4. Avverso tale decisione – depositata in segreteria il 22 ottobre 2014 e non notificata – ricorrono per cassazione D. Gubane s.n.c. di D.F. & C., D.F. e R.R.M., che affidano il proprio ricorso, notificato il 15/20 aprile 2015, a tre motivi.

5. L’Agenzia delle entrate, con sede in Roma, in persona del Direttore pro tempore, si è costituita al solo fine dell’eventuale partecipazione alla discussione orale.

6. L’Avv. Luciano Sandrini ha dichiarato il decesso, il 18 marzo 2021, del ricorrente di D.F., rappresentando che gli eredi D.J. e Do.Jo. intendono proseguire il processo e gli hanno conferito procura speciale.

7. D. Gubane s.n.c. di D.F. & C., R.R.M., D.J. e Do.Jo. hanno depositato una memoria.

CONSIDERATO

che:

1. Con il primo motivo, i ricorrenti denunciano, in relazione all’art. 360 c.p.c., comma 1, n. 3), la violazione della L. 7 gennaio 1929, n. 4, art. 24, della L. n. 212 del 2000, art. 12, comma 7, e del D.P.R. n. 600 del 1973, art. 37-bis, per avere la CTR negato che, nella specie, l’Agenzia delle entrate dovesse emettere il processo verbale di chiusura delle operazioni e l’invito al contraddittorio, atti necessari, invece, anche nei casi di verifiche cosiddette “a tavolino”.

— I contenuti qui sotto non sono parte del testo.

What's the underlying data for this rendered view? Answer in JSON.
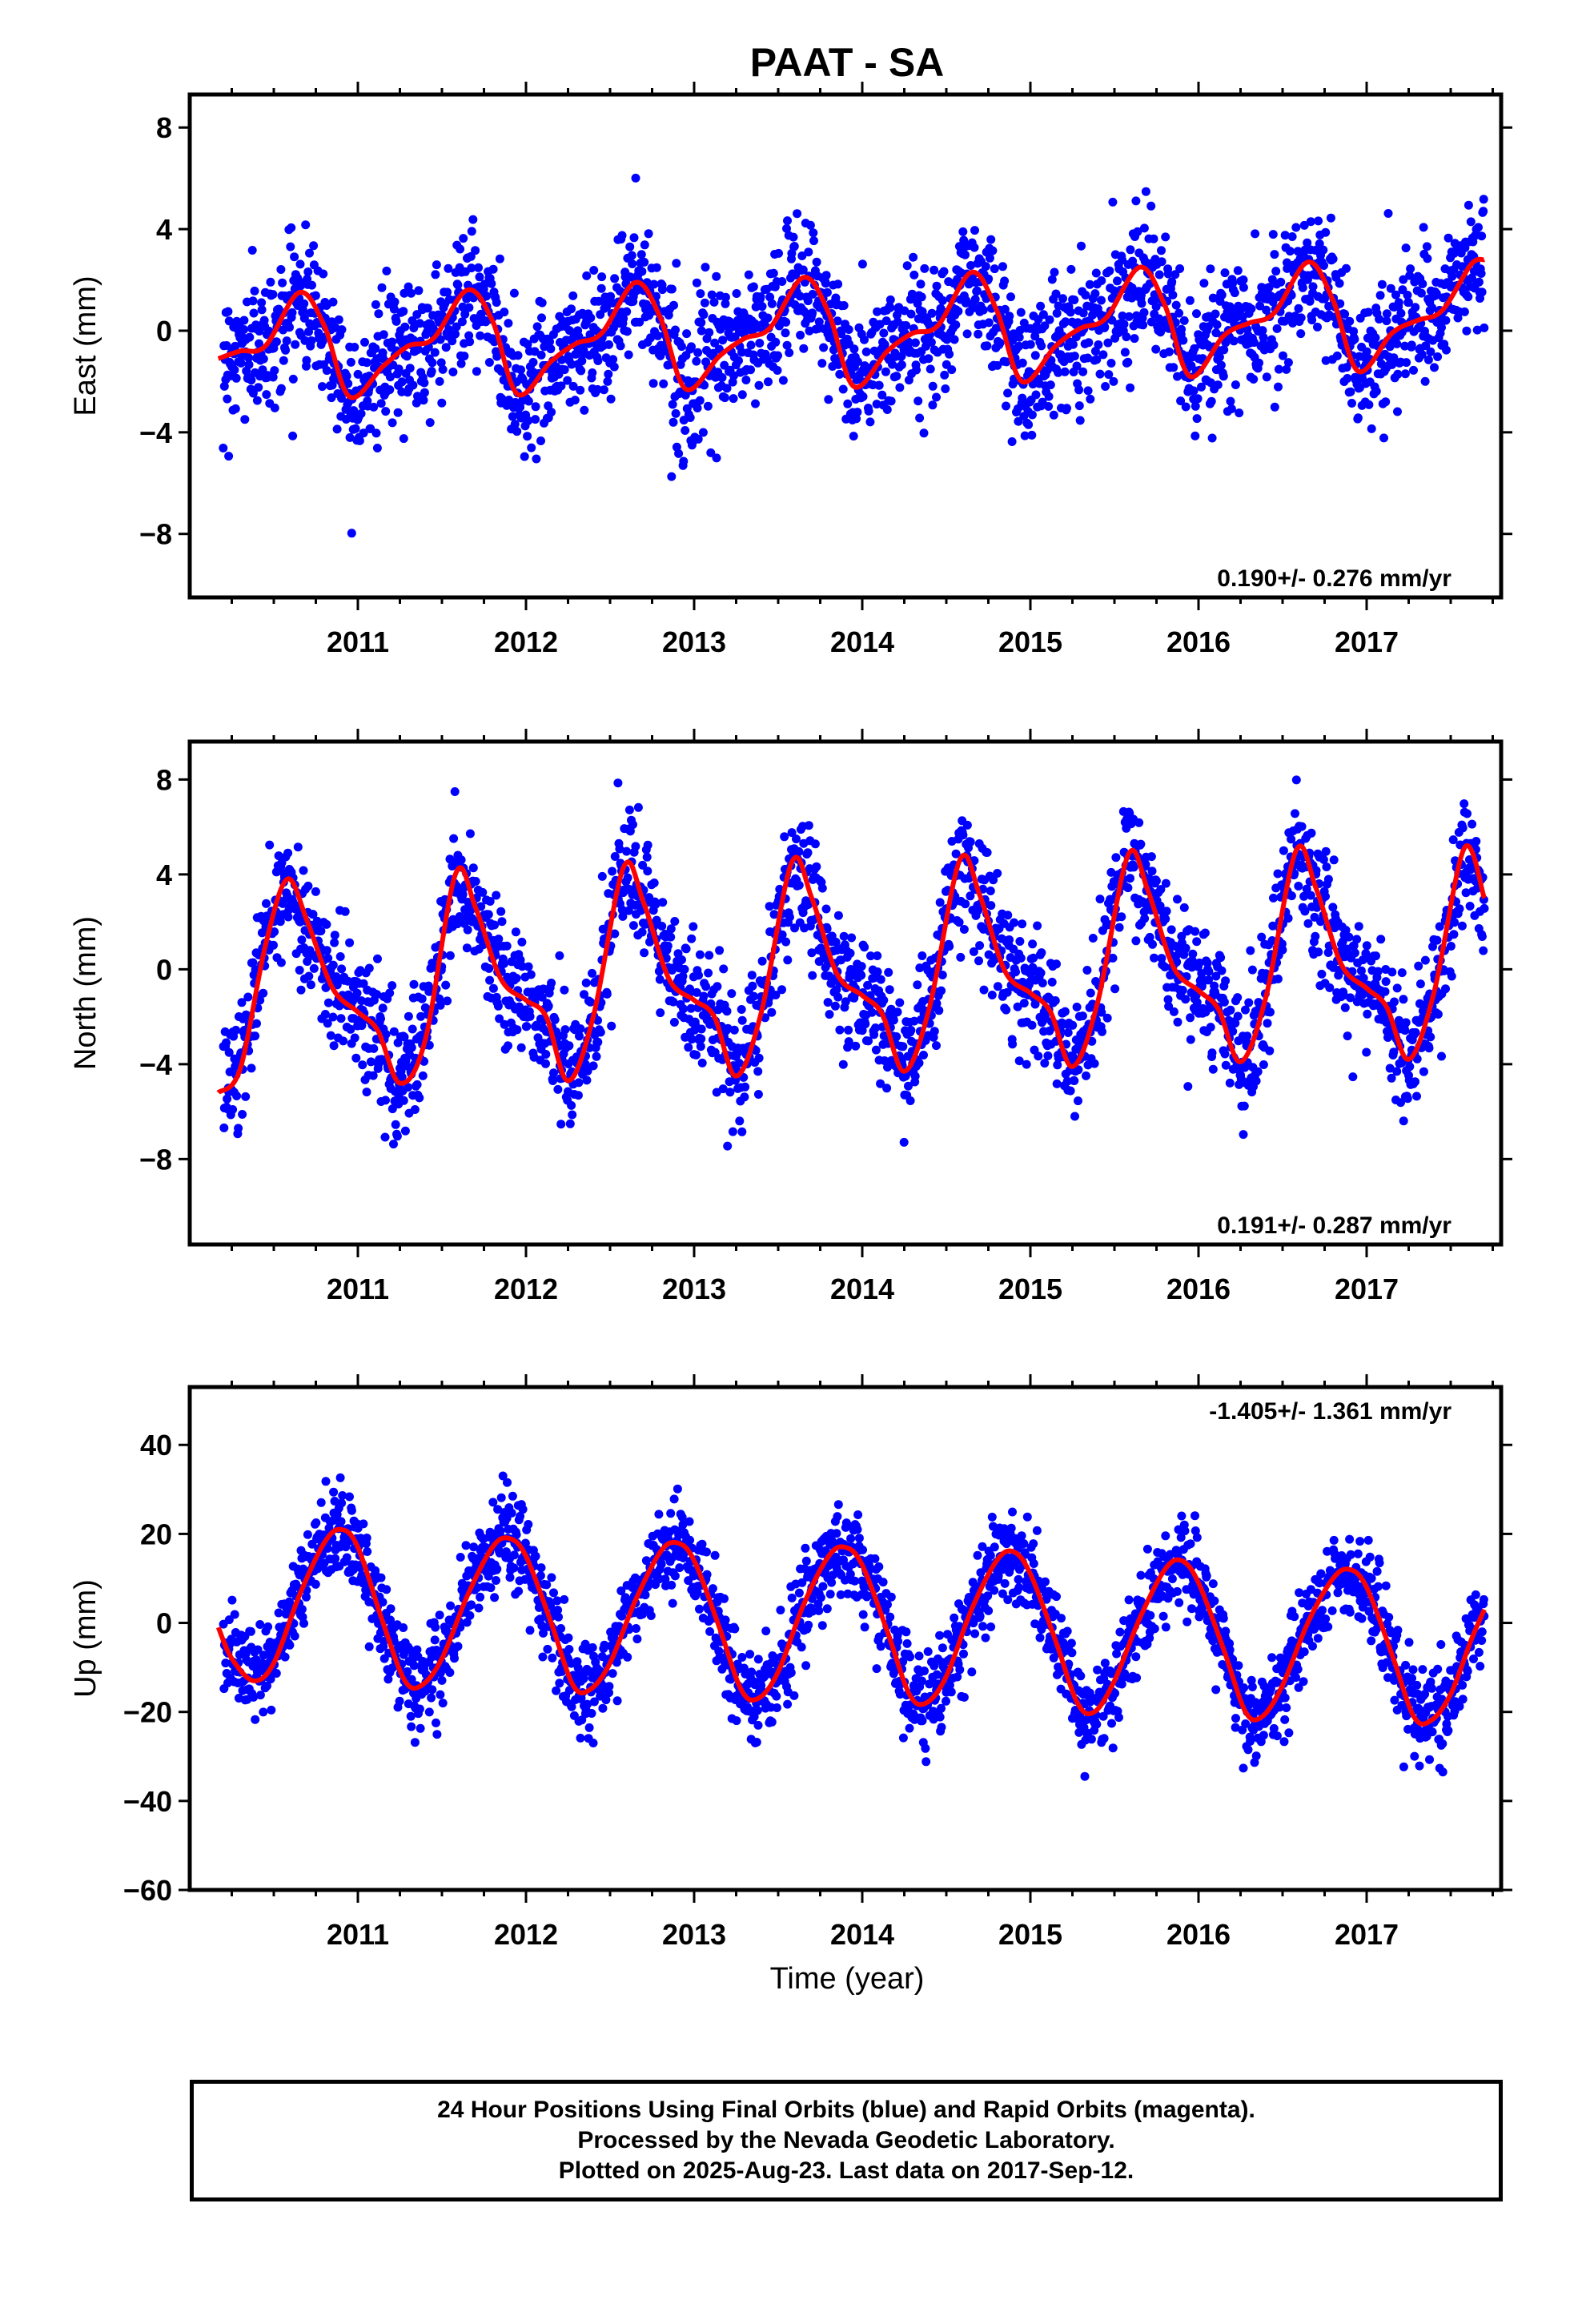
{
  "title": "PAAT - SA",
  "footer": {
    "line1": "24 Hour Positions Using Final Orbits (blue) and Rapid Orbits (magenta).",
    "line2": "Processed by the Nevada Geodetic Laboratory.",
    "line3": "Plotted on 2025-Aug-23. Last data on 2017-Sep-12."
  },
  "colors": {
    "points": "#0000ff",
    "model": "#ff0000",
    "axes": "#000000"
  },
  "chart_data": [
    {
      "type": "scatter",
      "ylabel": "East (mm)",
      "xlabel": "",
      "xlim": [
        2010.0,
        2017.8
      ],
      "ylim": [
        -10.5,
        9.3
      ],
      "x_ticks": [
        2011,
        2012,
        2013,
        2014,
        2015,
        2016,
        2017
      ],
      "y_ticks": [
        -8,
        -4,
        0,
        4,
        8
      ],
      "y_tick_labels": [
        "−8",
        "−4",
        "0",
        "4",
        "8"
      ],
      "rate": "0.190+/- 0.276 mm/yr",
      "rate_position": "bottom-right",
      "series": [
        {
          "kind": "points",
          "start": 2010.2,
          "end": 2017.7,
          "count": 2350,
          "noise_sd": 1.3
        },
        {
          "kind": "model",
          "x": [
            2010.17,
            2010.3,
            2010.45,
            2010.65,
            2010.8,
            2010.95,
            2011.15,
            2011.3,
            2011.45,
            2011.65,
            2011.8,
            2011.95,
            2012.15,
            2012.3,
            2012.45,
            2012.65,
            2012.8,
            2012.95,
            2013.15,
            2013.3,
            2013.45,
            2013.65,
            2013.8,
            2013.95,
            2014.15,
            2014.3,
            2014.45,
            2014.65,
            2014.8,
            2014.95,
            2015.15,
            2015.3,
            2015.45,
            2015.65,
            2015.8,
            2015.95,
            2016.15,
            2016.3,
            2016.45,
            2016.65,
            2016.8,
            2016.95,
            2017.15,
            2017.3,
            2017.45,
            2017.62,
            2017.7
          ],
          "y": [
            -1.1,
            -0.8,
            -0.6,
            1.5,
            0.2,
            -2.6,
            -1.4,
            -0.6,
            -0.3,
            1.6,
            0.4,
            -2.5,
            -1.2,
            -0.5,
            -0.1,
            1.9,
            0.5,
            -2.3,
            -1.0,
            -0.3,
            0.1,
            2.1,
            0.7,
            -2.2,
            -0.8,
            -0.1,
            0.2,
            2.3,
            0.8,
            -2.0,
            -0.6,
            0.1,
            0.5,
            2.5,
            1.0,
            -1.8,
            -0.2,
            0.3,
            0.7,
            2.7,
            1.2,
            -1.6,
            -0.1,
            0.4,
            0.8,
            2.6,
            2.8
          ]
        }
      ]
    },
    {
      "type": "scatter",
      "ylabel": "North (mm)",
      "xlabel": "",
      "xlim": [
        2010.0,
        2017.8
      ],
      "ylim": [
        -11.6,
        9.6
      ],
      "x_ticks": [
        2011,
        2012,
        2013,
        2014,
        2015,
        2016,
        2017
      ],
      "y_ticks": [
        -8,
        -4,
        0,
        4,
        8
      ],
      "y_tick_labels": [
        "−8",
        "−4",
        "0",
        "4",
        "8"
      ],
      "rate": "0.191+/- 0.287 mm/yr",
      "rate_position": "bottom-right",
      "series": [
        {
          "kind": "points",
          "start": 2010.2,
          "end": 2017.7,
          "count": 2350,
          "noise_sd": 1.3
        },
        {
          "kind": "model",
          "x": [
            2010.17,
            2010.3,
            2010.45,
            2010.58,
            2010.7,
            2010.85,
            2011.0,
            2011.12,
            2011.25,
            2011.4,
            2011.58,
            2011.7,
            2011.85,
            2012.0,
            2012.12,
            2012.25,
            2012.4,
            2012.58,
            2012.7,
            2012.85,
            2013.0,
            2013.12,
            2013.25,
            2013.4,
            2013.58,
            2013.7,
            2013.85,
            2014.0,
            2014.12,
            2014.25,
            2014.4,
            2014.58,
            2014.7,
            2014.85,
            2015.0,
            2015.12,
            2015.25,
            2015.4,
            2015.58,
            2015.7,
            2015.85,
            2016.0,
            2016.12,
            2016.25,
            2016.4,
            2016.58,
            2016.7,
            2016.85,
            2017.0,
            2017.12,
            2017.25,
            2017.4,
            2017.58,
            2017.7
          ],
          "y": [
            -5.2,
            -4.2,
            1.0,
            3.8,
            2.0,
            -0.8,
            -1.8,
            -2.6,
            -4.8,
            -3.0,
            4.0,
            2.6,
            -0.4,
            -1.3,
            -2.0,
            -4.7,
            -2.0,
            4.3,
            2.8,
            -0.4,
            -1.3,
            -2.0,
            -4.5,
            -1.8,
            4.5,
            3.0,
            -0.2,
            -1.1,
            -1.9,
            -4.3,
            -1.6,
            4.6,
            3.1,
            -0.1,
            -1.0,
            -1.8,
            -4.1,
            -1.4,
            4.8,
            3.3,
            0.1,
            -0.9,
            -1.7,
            -3.9,
            -1.2,
            5.0,
            3.4,
            0.2,
            -0.8,
            -1.6,
            -3.8,
            -1.0,
            5.1,
            3.0
          ]
        }
      ]
    },
    {
      "type": "scatter",
      "ylabel": "Up (mm)",
      "xlabel": "Time (year)",
      "xlim": [
        2010.0,
        2017.8
      ],
      "ylim": [
        -60,
        53
      ],
      "x_ticks": [
        2011,
        2012,
        2013,
        2014,
        2015,
        2016,
        2017
      ],
      "y_ticks": [
        -60,
        -40,
        -20,
        0,
        20,
        40
      ],
      "y_tick_labels": [
        "−60",
        "−40",
        "−20",
        "0",
        "20",
        "40"
      ],
      "rate": "-1.405+/- 1.361 mm/yr",
      "rate_position": "top-right",
      "series": [
        {
          "kind": "points",
          "start": 2010.2,
          "end": 2017.7,
          "count": 2350,
          "noise_sd": 5.0
        },
        {
          "kind": "model",
          "x": [
            2010.17,
            2010.25,
            2010.38,
            2010.5,
            2010.65,
            2010.8,
            2010.9,
            2011.0,
            2011.15,
            2011.28,
            2011.38,
            2011.5,
            2011.65,
            2011.8,
            2011.9,
            2012.0,
            2012.15,
            2012.28,
            2012.38,
            2012.5,
            2012.65,
            2012.8,
            2012.9,
            2013.0,
            2013.15,
            2013.28,
            2013.38,
            2013.5,
            2013.65,
            2013.8,
            2013.9,
            2014.0,
            2014.15,
            2014.28,
            2014.38,
            2014.5,
            2014.65,
            2014.8,
            2014.9,
            2015.0,
            2015.15,
            2015.28,
            2015.38,
            2015.5,
            2015.65,
            2015.8,
            2015.9,
            2016.0,
            2016.15,
            2016.28,
            2016.38,
            2016.5,
            2016.65,
            2016.8,
            2016.9,
            2017.0,
            2017.15,
            2017.28,
            2017.38,
            2017.5,
            2017.62,
            2017.7
          ],
          "y": [
            -1,
            -8,
            -13,
            -9,
            6,
            18,
            21,
            17,
            0,
            -13,
            -14,
            -8,
            6,
            17,
            19,
            15,
            0,
            -14,
            -15,
            -9,
            5,
            16,
            18,
            14,
            -1,
            -15,
            -17,
            -11,
            4,
            15,
            17,
            13,
            -2,
            -16,
            -18,
            -12,
            3,
            14,
            16,
            11,
            -4,
            -18,
            -20,
            -13,
            1,
            12,
            14,
            9,
            -6,
            -20,
            -21,
            -14,
            0,
            10,
            12,
            8,
            -7,
            -21,
            -22,
            -16,
            -4,
            3
          ]
        }
      ]
    }
  ]
}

2. Con il secondo motivo, i ricorrenti denunciano, in relazione all’art. 360 c.p.c., comma 1, n. 3), la violazione del D.P.R. n. 917 del 1986, art. 75 (nel testo anteriore alle modifiche apportate a tale decreto dal D.Lgs. 12 dicembre 2003, n. 344, art. 1; dello stesso D.P.R., ora art. 109), per avere la CTR “fa(tto) propria la motivazione dell’atto impositivo che recita “la Società avrebbe dovuto qualificare la “differenza da recesso” come costo totalmente deducibile nel corso dell’anno 2001"” (e non, invece, per quote annuali).

3. Con il terzo motivo, i ricorrenti denunciano, in relazione all’art. 360 c.p.c., comma 1, n. 3), la violazione del D.Lgs. 18 dicembre 1997, n. 472, art. 6, comma 2, del D.Lgs. 31 dicembre 1992, art. 8, n. 546, e della L. n. 212 del 2000, art. 10, comma 3, per avere la CTR negato che, nella specie, sussistessero i presupposti per l’inapplicabilità delle sanzioni, i quali, invece, ricorrevano, stante “(l)’inesistenza di normativa e l’assenza di orientamenti giurisprudenziali nella fattispecie di “differenza da recesso”” e l’esistenza, in materia, di “diverse interpretazioni di Agenzie delle entrate regionali, dell’Assonime ed improprie risoluzioni ed istruzioni da parte dell’Agenzia delle entrate”.

4. Il primo motivo non è fondato.

4.1. Le Sezioni unite di questa Corte (Cass., Sez. U., 09/12/2015, n. 24823) hanno affermato il principio di diritto – successivamente ribadito, tra le tante, da Cass., 11/05/2018, n. 11560, 29/10/2018, n. 27421 e condiviso anche da questo Collegio – secondo cui, “(d)ifferentemente dal diritto dell’Unione Europea, il diritto nazionale, allo stato della legislazione, non pone in capo all’Amministrazione fiscale che si accinga ad adottare un provvedimento lesivo dei diritti del contribuente, in assenza di specifica prescrizione, un generalizzato obbligo di contraddittorio endoprocedimentale, comportante, in caso di violazione, l’invalidità dell’atto. Ne consegue che, in tema di tributi “non armonizzati”, l’obbligo dell’Amministrazione di attivare il contraddittorio endoprocedimentale, pena l’invalidità dell’atto, sussiste esclusivamente in relazione alle ipotesi, per le quali siffatto obbligo risulti specificamente sancito; mentre in tema di tributi “armonizzati”, avendo luogo la diretta applicazione del diritto dell’Unione, la violazione dell’obbligo del contraddittorio endoprocedimentale da parte dell’Amministrazione comporta in ogni caso, anche in campo tributario, l’invalidità dell’atto, purché, in giudizio, il contribuente assolva l’onere di enunciare in concreto le ragioni che avrebbe potuto far valere, qualora il contraddittorio fosse stato tempestivamente attivato, e che l’opposizione di dette ragioni (valutate con riferimento al momento del mancato contraddittorio), si riveli non puramente pretestuosa e tale da configurare, in relazione al canone generale di correttezza e buona fede ed al principio di lealtà processuale, sviamento dello strumento difensivo rispetto alla finalità di corretta tutela dell’interesse sostanziale, per le quali è stato predisposto”.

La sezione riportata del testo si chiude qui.